Last year, the company announced Project UP, a new ten-year $1-billion commitment toward combating digital equity issues well into the future. While there are some things that no ISP can influence, such as the lack of a working computer, they can prevent the cost of an internet connection from becoming a major burden for many eligible low-income families. The company has kept Internet Essentials to just $9.95 per month, and the price has not changed since the program’s launch despite service speeds increasing. With the Affordable Connectivity Program coming into effect, much of the cost barrier is also diminishing.
The Ongoing Impact of the Pandemic
COVID-19 has highlighted the need for more accessible broadband and has everyone from policymakers to CEOs thinking of ways to help address it. In the end, Douglas believes it’s too complex for efforts to not be collaborative between public and private partnerships.
“No single government program will be able to close the digital divide, just as no one company can close it alone either,” he said. “We need more corporate support, public/private partnerships and people working together collaboratively to connect the unconnected and provide the tools and skills they need to use the internet to benefit their lives — for remote work, distance learning, telemedicine, online shopping, online banking, entertainment, keeping in touch with family and friends, starting a business, you name it.

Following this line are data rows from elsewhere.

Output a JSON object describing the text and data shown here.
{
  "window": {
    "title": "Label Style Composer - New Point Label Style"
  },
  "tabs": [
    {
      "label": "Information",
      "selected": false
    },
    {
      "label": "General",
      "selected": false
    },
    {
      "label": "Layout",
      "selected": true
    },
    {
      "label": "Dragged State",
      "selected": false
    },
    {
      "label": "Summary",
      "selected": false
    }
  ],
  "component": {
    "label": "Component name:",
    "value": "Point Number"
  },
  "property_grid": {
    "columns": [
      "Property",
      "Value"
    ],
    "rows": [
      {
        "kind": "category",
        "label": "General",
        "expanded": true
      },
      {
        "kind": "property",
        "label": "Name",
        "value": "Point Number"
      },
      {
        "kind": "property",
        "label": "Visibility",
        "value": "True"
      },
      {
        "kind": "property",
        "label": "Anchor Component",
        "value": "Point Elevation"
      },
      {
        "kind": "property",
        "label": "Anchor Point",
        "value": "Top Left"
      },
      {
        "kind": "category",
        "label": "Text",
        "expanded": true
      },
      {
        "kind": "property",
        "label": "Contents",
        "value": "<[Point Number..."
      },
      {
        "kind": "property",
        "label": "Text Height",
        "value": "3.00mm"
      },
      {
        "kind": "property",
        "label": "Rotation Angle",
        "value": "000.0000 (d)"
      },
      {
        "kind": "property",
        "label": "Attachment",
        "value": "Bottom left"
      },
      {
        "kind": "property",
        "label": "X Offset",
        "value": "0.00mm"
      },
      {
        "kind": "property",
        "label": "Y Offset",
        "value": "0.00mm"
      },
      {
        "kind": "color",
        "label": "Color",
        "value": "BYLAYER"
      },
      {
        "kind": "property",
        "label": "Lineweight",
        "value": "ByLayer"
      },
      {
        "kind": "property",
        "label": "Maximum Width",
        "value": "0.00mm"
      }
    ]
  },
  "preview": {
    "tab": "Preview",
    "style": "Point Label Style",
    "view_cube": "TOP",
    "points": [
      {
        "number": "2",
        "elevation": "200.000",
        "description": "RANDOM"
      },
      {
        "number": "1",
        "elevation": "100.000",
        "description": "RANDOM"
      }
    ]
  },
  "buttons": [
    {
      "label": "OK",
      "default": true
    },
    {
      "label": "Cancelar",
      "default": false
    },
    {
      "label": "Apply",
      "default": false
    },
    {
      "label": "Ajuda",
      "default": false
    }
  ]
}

The world has become even more digital as a result of the pandemic.”
The IEEE is part of the framework, bringing together experts to coordinate programs like the Future Networks Initiative (FNI).
Witkowski heads FNI’s Deployment Working Group, which works at the intersection between the telecommunications industry and local governments to help build understanding and cooperation around the efficient deployment and extension of the nation’s cellular data networks, including 5G.
The FNI is also home to the Connecting the Unconnected (CTU) working group, which looks more directly at the challenges around the digital divide.
“CTU and Deployment often interact, as the challenges they identify are often rooted in practical engineering that shows up at the deployment level,” he said. “IEEE creates the Standards that enable safe and economically efficient technologies to grow and become affordable. Everyone is familiar with Wi-Fi, for example, which is governed by the IEEE802.11 family of standards. The nearly universal implementation of Wi-Fi in technology we use every day has driven the effective cost of that technology to nearly zero.”
Douglas pointed out that as a result of the pandemic, the issue of broadband adoption has gained national and even international prominence, with everyone hoping it becomes a thing of the past.
“We’re very optimistic that the Emergency Broadband Benefit program, and soon, the Affordable Connectivity Program, will go a long way to boost connectivity numbers overall, but we can’t let that boost make us complacent,” Douglas said. “We still need to more comprehensive solutions to address the other barriers that keep people from connecting to the internet at home. What the pandemic has taught us is that we are all in this together, and we are confident that we can solve it together.”